Bakanlık olarak aldığımız kararları açıklıyorum: Artık açık havada maske kullanmak zorunda değiliz. Kapalı ortamlarda havalandırma yeterliyse mesafe kuralına uyum gösteriliyorsa maske şart değil. Yeni dönemde HES kodu uygulaması kaldırıldı. Hiçbir kurum ya da kuruluşa girişte HES kodu kontrolü yapılmayacak. Hastalık şüphesi olmayan kişilerde test istenmeyecek. Okullarda 2 vaka çıkması halinde sınıfın kapatılması şeklindeki uygulamaya gerek görülmemektedir. Pozitif çıkan öğrenci izole edilecek ve eğitim devam edecek. Birbirimizin yüzünü, gülüşünü özledik. Az değil 2 yıl. Normale dönüşün son aşamasına gelmiş bulunuyoruz. Yaşam tek duygu ve tek konu ile sürdürülemez. Alınan kararlar salgının düşüşe geçtiği realitesine dayanmakta, hayatımızın ihtiyaç duyduğu psikolojik rehabilitasyonu amaçlamaktadır.

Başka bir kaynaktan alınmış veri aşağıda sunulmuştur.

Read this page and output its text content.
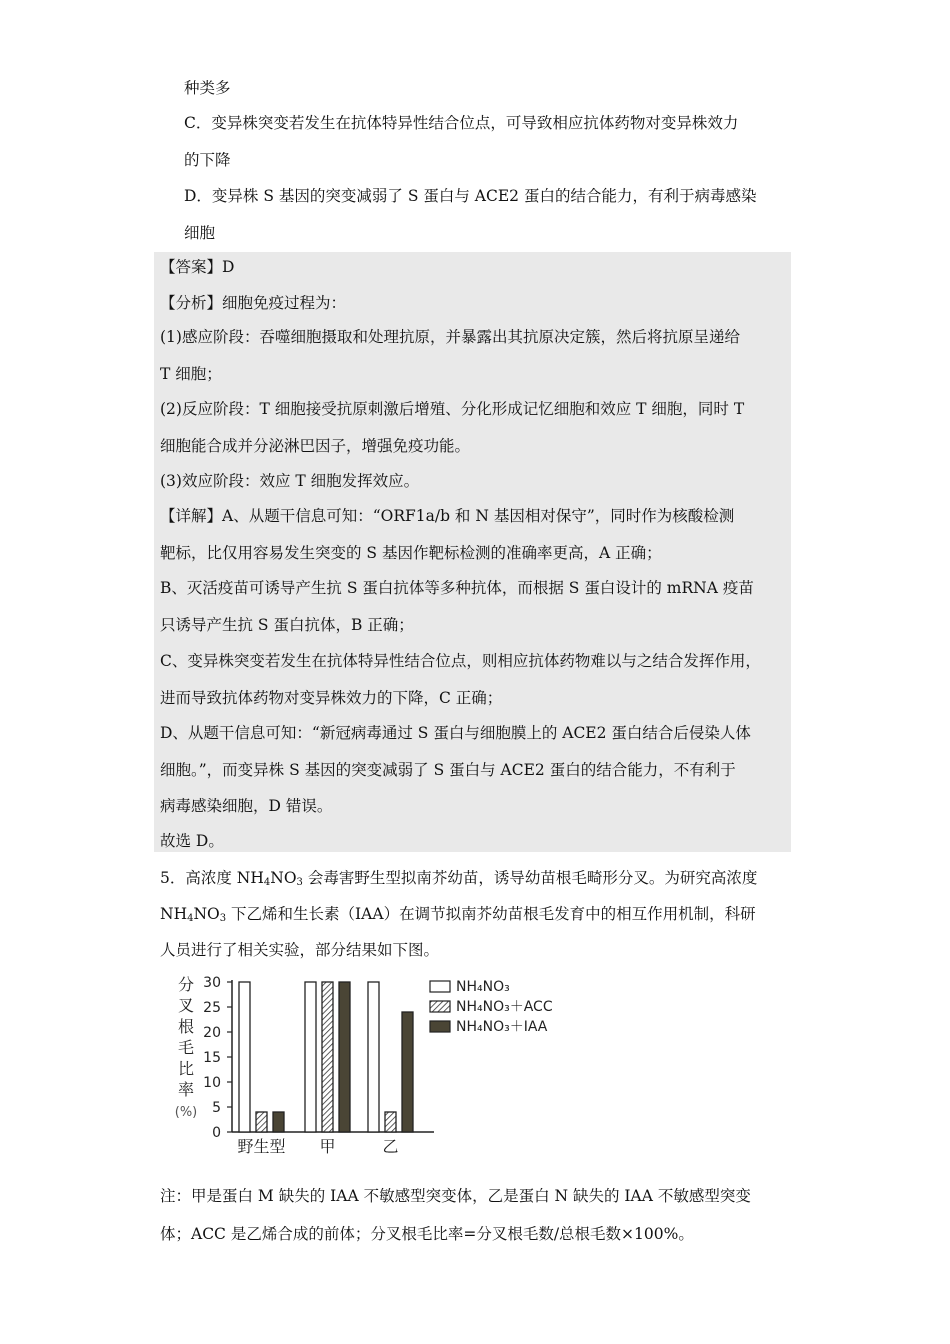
种类多
C．变异株突变若发生在抗体特异性结合位点，可导致相应抗体药物对变异株效力
的下降
D．变异株 S 基因的突变减弱了 S 蛋白与 ACE2 蛋白的结合能力，有利于病毒感染
细胞
【答案】D
【分析】细胞免疫过程为：
(1)感应阶段：吞噬细胞摄取和处理抗原，并暴露出其抗原决定簇，然后将抗原呈递给
T 细胞；
(2)反应阶段：T 细胞接受抗原刺激后增殖、分化形成记忆细胞和效应 T 细胞，同时 T
细胞能合成并分泌淋巴因子，增强免疫功能。
(3)效应阶段：效应 T 细胞发挥效应。
【详解】A、从题干信息可知：“ORF1a/b 和 N 基因相对保守”，同时作为核酸检测
靶标，比仅用容易发生突变的 S 基因作靶标检测的准确率更高，A 正确；
B、灭活疫苗可诱导产生抗 S 蛋白抗体等多种抗体，而根据 S 蛋白设计的 mRNA 疫苗
只诱导产生抗 S 蛋白抗体，B 正确；
C、变异株突变若发生在抗体特异性结合位点，则相应抗体药物难以与之结合发挥作用，
进而导致抗体药物对变异株效力的下降，C 正确；
D、从题干信息可知：“新冠病毒通过 S 蛋白与细胞膜上的 ACE2 蛋白结合后侵染人体
细胞。”，而变异株 S 基因的突变减弱了 S 蛋白与 ACE2 蛋白的结合能力，不有利于
病毒感染细胞，D 错误。
故选 D。
5．高浓度 $NH_4NO_3$ 会毒害野生型拟南芥幼苗，诱导幼苗根毛畸形分叉。为研究高浓度
$NH_4NO_3$ 下乙烯和生长素（IAA）在调节拟南芥幼苗根毛发育中的相互作用机制，科研
人员进行了相关实验，部分结果如下图。
分
叉
根
毛
比
率
(%)
0
5
10
15
20
25
30
野生型 甲	乙
NH₄NO₃
NH₄NO₃＋ACC
NH₄NO₃＋IAA
注：甲是蛋白 M 缺失的 IAA 不敏感型突变体，乙是蛋白 N 缺失的 IAA 不敏感型突变
体；ACC 是乙烯合成的前体；分叉根毛比率=分叉根毛数/总根毛数×100%。
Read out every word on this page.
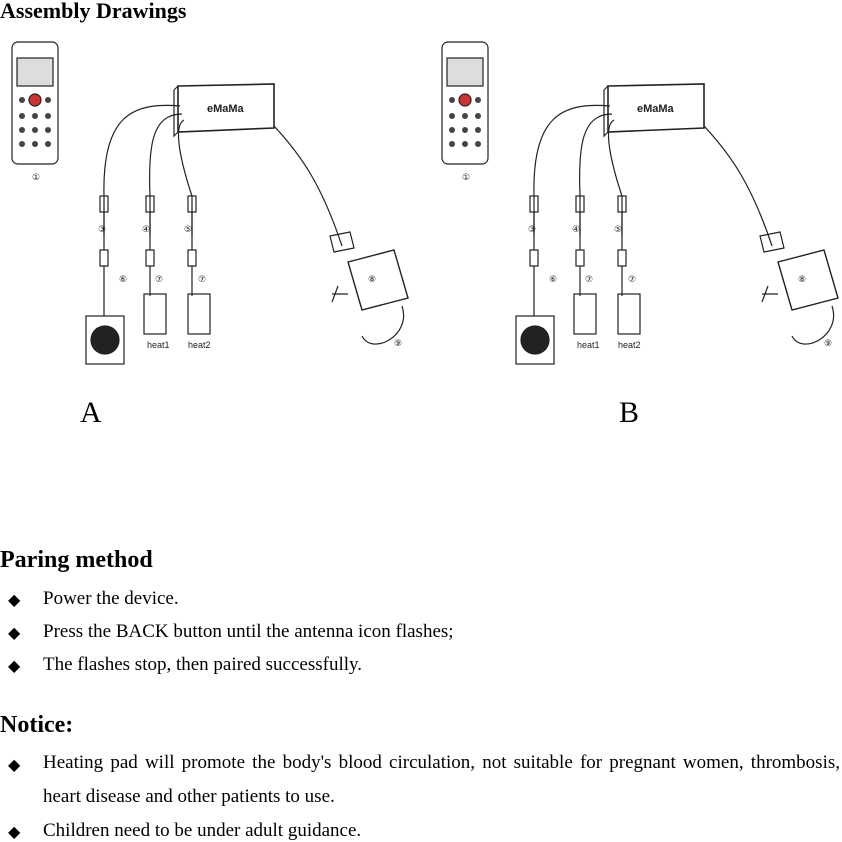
Assembly Drawings
eMaMa
③	④	⑤
⑥	⑦	⑦	⑧
⑨
heat1 heat2
①
eMaMa
③	④	⑤
⑥	⑦	⑦	⑧
⑨
heat1 heat2
①
A	B
Paring method
◆ Power the device.
◆ Press the BACK button until the antenna icon flashes;
◆ The flashes stop, then paired successfully.
Notice:
◆ Heating pad will promote the body's blood circulation, not suitable for pregnant women, thrombosis, heart disease and other patients to use.
◆ Children need to be under adult guidance.
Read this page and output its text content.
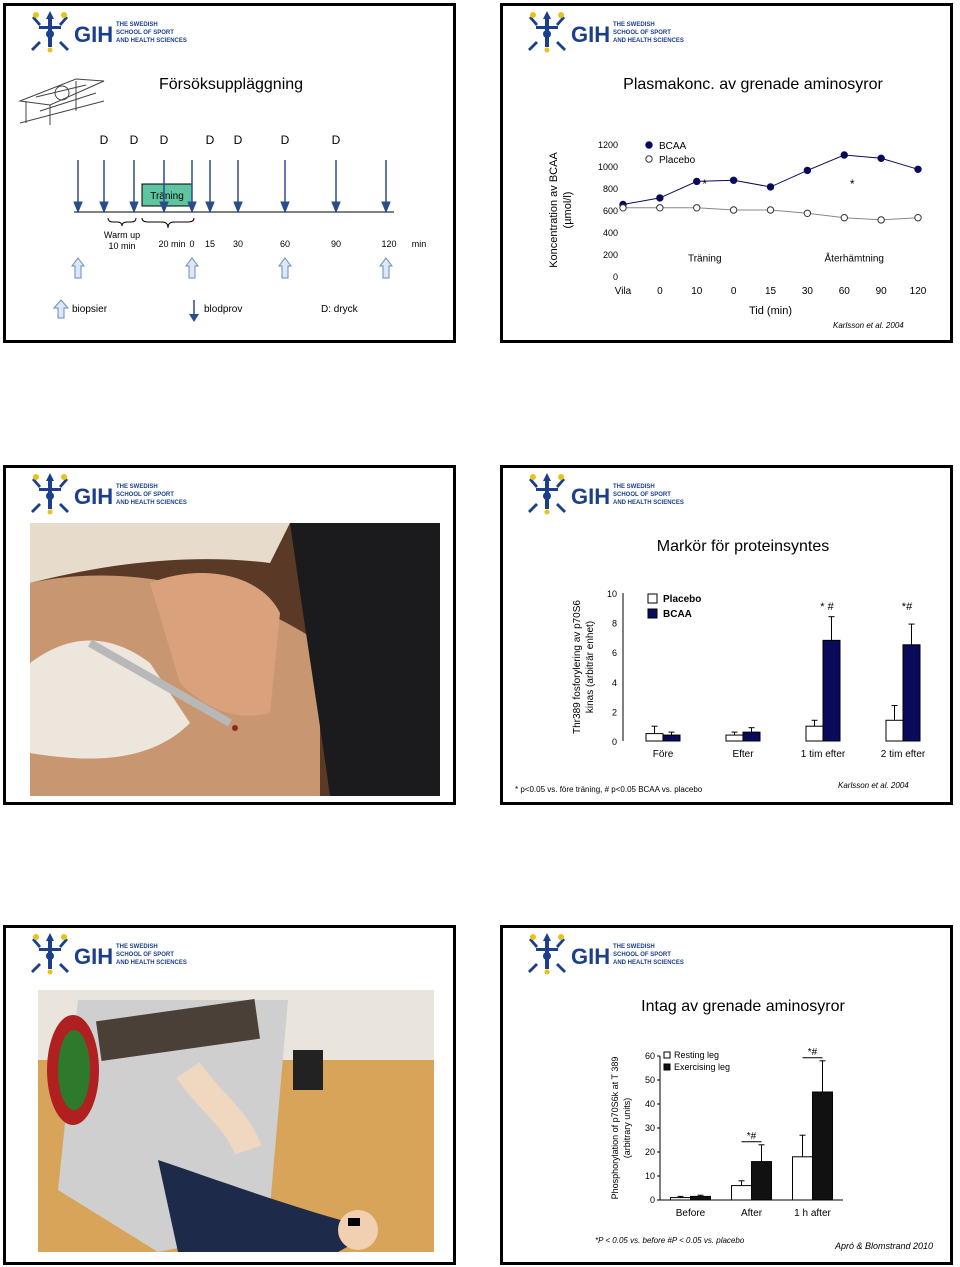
GIH THE SWEDISH
SCHOOL OF SPORT
AND HEALTH SCIENCES
Försöksuppläggning
D D D	D D	D	D
Träning
Warm up
10 min	20 min 0 15 30	60	90	120 min
biopsier	blodprov	D: dryck
GIH THE SWEDISH
SCHOOL OF SPORT
AND HEALTH SCIENCES
Plasmakonc. av grenade aminosyror
Koncentration av BCAA (µmol/l)
0
200
400
600
800
1000
1200
Vila	0	10	0	15	30	60	90 120
Tid (min)
Träning	Återhämtning
*	*
BCAA
Placebo
Karlsson et al. 2004
GIH THE SWEDISH
SCHOOL OF SPORT
AND HEALTH SCIENCES	GIH THE SWEDISH
SCHOOL OF SPORT
AND HEALTH SCIENCES
Markör för proteinsyntes
Thr389 fosforylering av p70S6 kinas (arbiträr enhet)
0
2
4
6
8
10
Före	Efter	1 tim efter	2 tim efter
* #	*#
Placebo
BCAA
* p<0.05 vs. före träning, # p<0.05 BCAA vs. placebo	Karlsson et al. 2004
GIH THE SWEDISH
SCHOOL OF SPORT
AND HEALTH SCIENCES	GIH THE SWEDISH
SCHOOL OF SPORT
AND HEALTH SCIENCES
Intag av grenade aminosyror
Phosphorylation of p70S6k at T 389 (arbitrary units)
0
10
20
30
40
50
60
Before	After	1 h after
*#
*#
Resting leg
Exercising leg
*P < 0.05 vs. before #P < 0.05 vs. placebo
Apró & Blomstrand 2010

Bakanlık adına en iyisini yapmayı, en doğru kararı vermeyi amaçladığımızdan kimsenin kuşkusu olmayacaktır. Bir kişi salgın bitmedi ya da salgın bitti dediğinde somut gerçek değişmiyor. Salgın etkisini yitirdi, gözle görülür gerçek budur. Salgın kelimesine eskisi kadar vurgu yapmaya gerek yoktur. Salgını günlük hayatın ana kriteri olmaktan çıkarmalıyız. Salgınla toplum olarak kısıtlamalar aracılığı ile mücadele etme döneminden hastalıktan bireysel olarak korunma aşamasına geçmeliyiz. Kişisel korunma da istersek süregelen alışkanlıklarımızı sürdürebiliriz. Maskeleri hayatımızdan çıkarmıyoruz, maskeyi gerektiğinde hemen takmak üzere yanımızda taşıyoruz. Özellikle büyüklerimiz, kronik hastalığı olanlarla bir arada iken maske günlük hayatımızın vazgeçilmezi olmalıdır.”